Weil der vermeintliche Botschafter (49) weder das unter Diplomaten gebräuchliche Französisch noch Englisch sprechen konnte, wurde der Polizist stutzig und bohrte nach. Am Ende stellte sich heraus, dass die Geschichte der Vier genauso falsch war wie die vorgelegten Diplomatenpässe.
Vor dem eigenen Großvater geflüchtet
Bundespolizeipräsidenten Karl-Heinz Blümel erklärt gegenüber "Bild": "Es handelt sich in der Tat um eine sehr außergewöhnliche Form der Einschleusung nach Deutschland. Aber auch in diesem Fall waren die Beamten der Bundespolizeidirektion München sehr aufmerksam und haben den Sachverhalt mit hervorragendem polizeilichen Spürsinn aufgedeckt."

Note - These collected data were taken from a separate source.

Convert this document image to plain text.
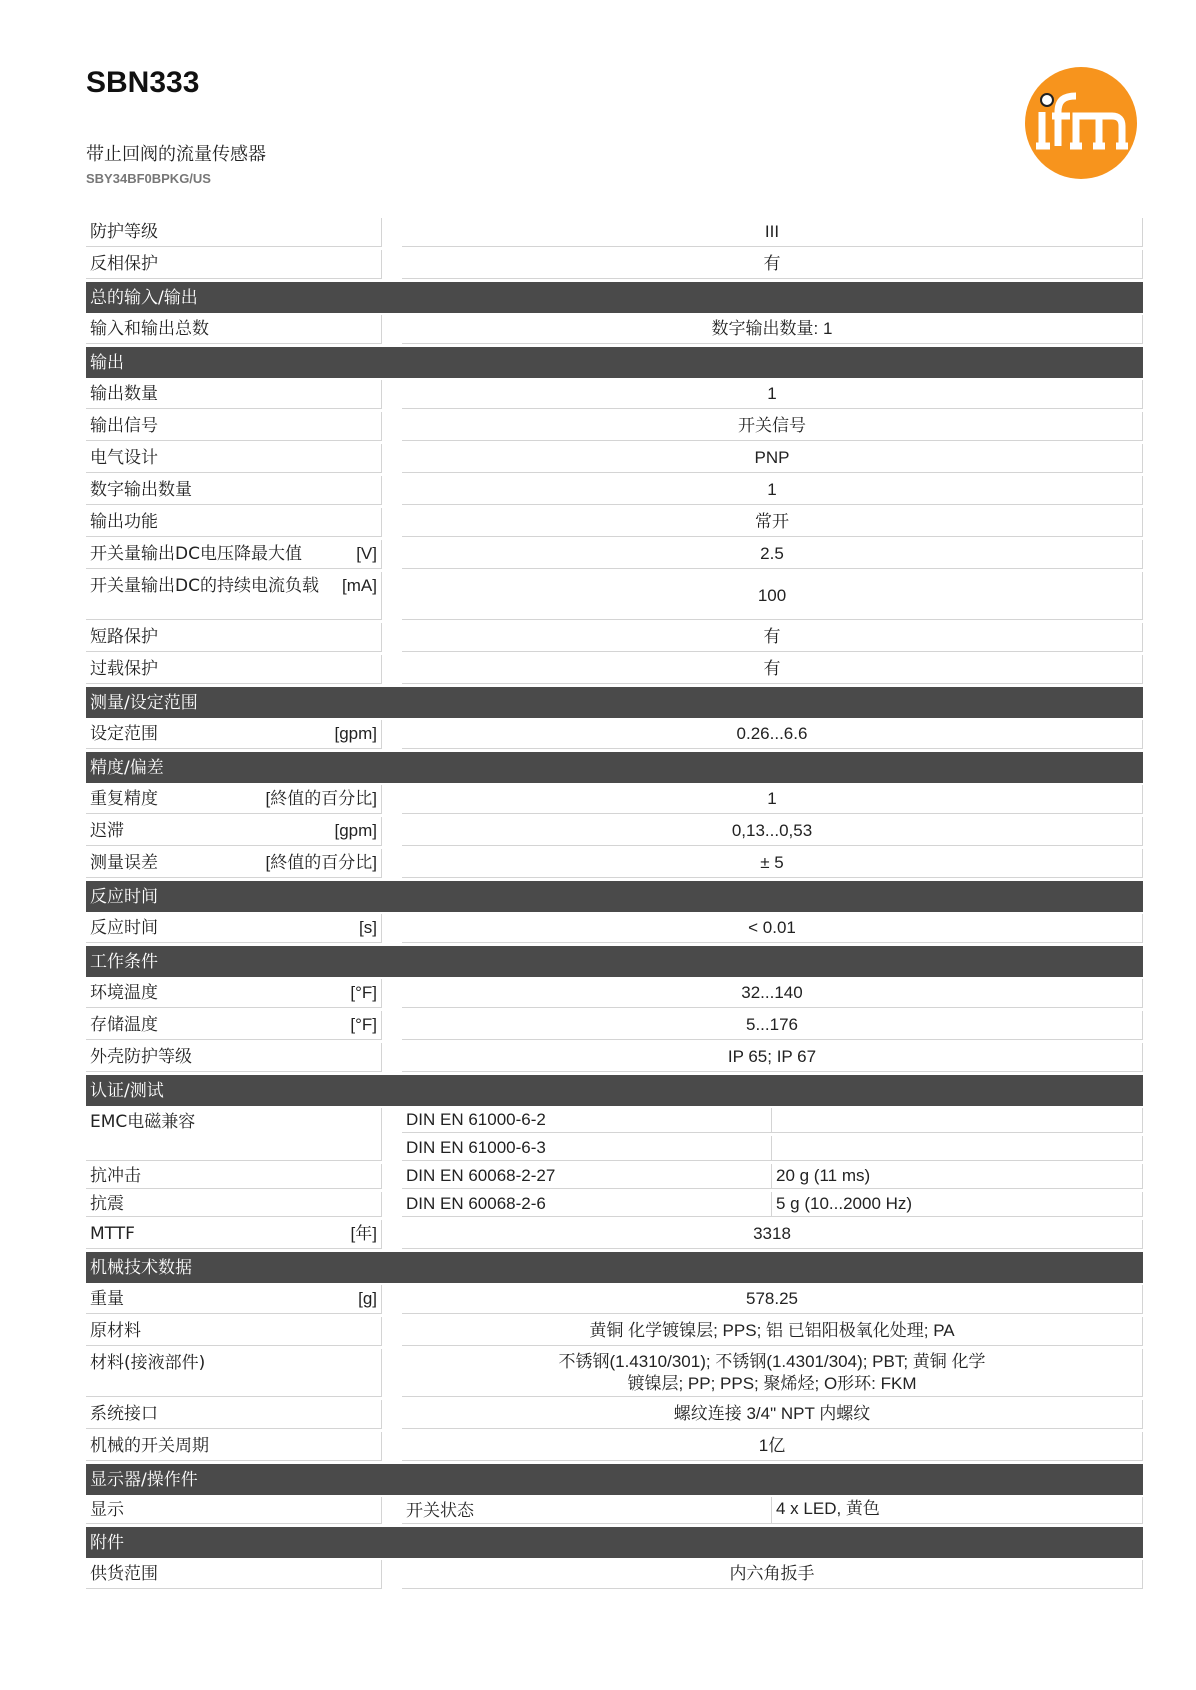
SBN333
带止回阀的流量传感器
SBY34BF0BPKG/US
防护等级	III
反相保护	有
总的输入/输出
输入和输出总数	数字输出数量: 1
输出
输出数量	1
输出信号	开关信号
电气设计	PNP
数字输出数量	1
输出功能	常开
开关量输出DC电压降最大值	[V]	2.5
开关量输出DC的持续电流负载	[mA]	100
短路保护	有
过载保护	有
测量/设定范围
设定范围	[gpm]	0.26...6.6
精度/偏差
重复精度	[終值的百分比]	1
迟滞	[gpm]	0,13...0,53
测量误差	[終值的百分比]	± 5
反应时间
反应时间	[s]	< 0.01
工作条件
环境温度	[°F]	32...140
存储温度	[°F]	5...176
外壳防护等级	IP 65; IP 67
认证/测试
EMC电磁兼容	DIN EN 61000-6-2
DIN EN 61000-6-3
抗冲击	DIN EN 60068-2-27	20 g (11 ms)
抗震	DIN EN 60068-2-6	5 g (10...2000 Hz)
MTTF	[年]	3318
机械技术数据
重量	[g]	578.25
原材料	黄铜 化学镀镍层; PPS; 铝 已铝阳极氧化处理; PA
材料(接液部件)	不锈钢(1.4310/301); 不锈钢(1.4301/304); PBT; 黄铜 化学镀镍层; PP; PPS; 聚烯烃; O形环: FKM
系统接口	螺纹连接 3/4" NPT 内螺纹
机械的开关周期	1亿
显示器/操作件
显示	开关状态	4 x LED, 黄色
附件
供货范围	内六角扳手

Aus dem zwölfjährigen Sohn konnten die Beamten schließlich eine andere Erklärung herausbekommen. Er und seine irakische Familie seien vor dem eigenen Großvater geflohen. Der strengreligiöse Mann habe gefordert, dass sowohl die Mutter (44) als auch deren sieben Jahre alte Tochter nach islamischem Recht beschnitten werden sollten – und der Familie im Falle einer Weigerung Schlimmes angedroht.
Alles verkauft, um Geld für Schlepper zu haben
Deshalb habe die vierköpfige Familie alles Hab und Gut, ihr Haus samt Garten und ihr Restaurant im Norden des Iraks verkauft. Sechs Tage vor ihrer Aufgreifung in München wollen sie in die Türkei geflohen sein und dann dort von syrischen Schleusern zum Istanbuler Flughafen gebracht worden sein. Für ihren Transport nach Deutschland habe die Familie diesen rund 60.000 Euro gezahlt.
Am Ziel angekommen, baten die vier Iraker die deutschen Behörden nun um Schutz. Die weitere Prüfung dieses Ansuchens liegt nun beim Bundesamt für Migration und Flüchtlinge. Die Bundespolizei hat derweil Ermittlungen gegen die Schleuser aufgenommen.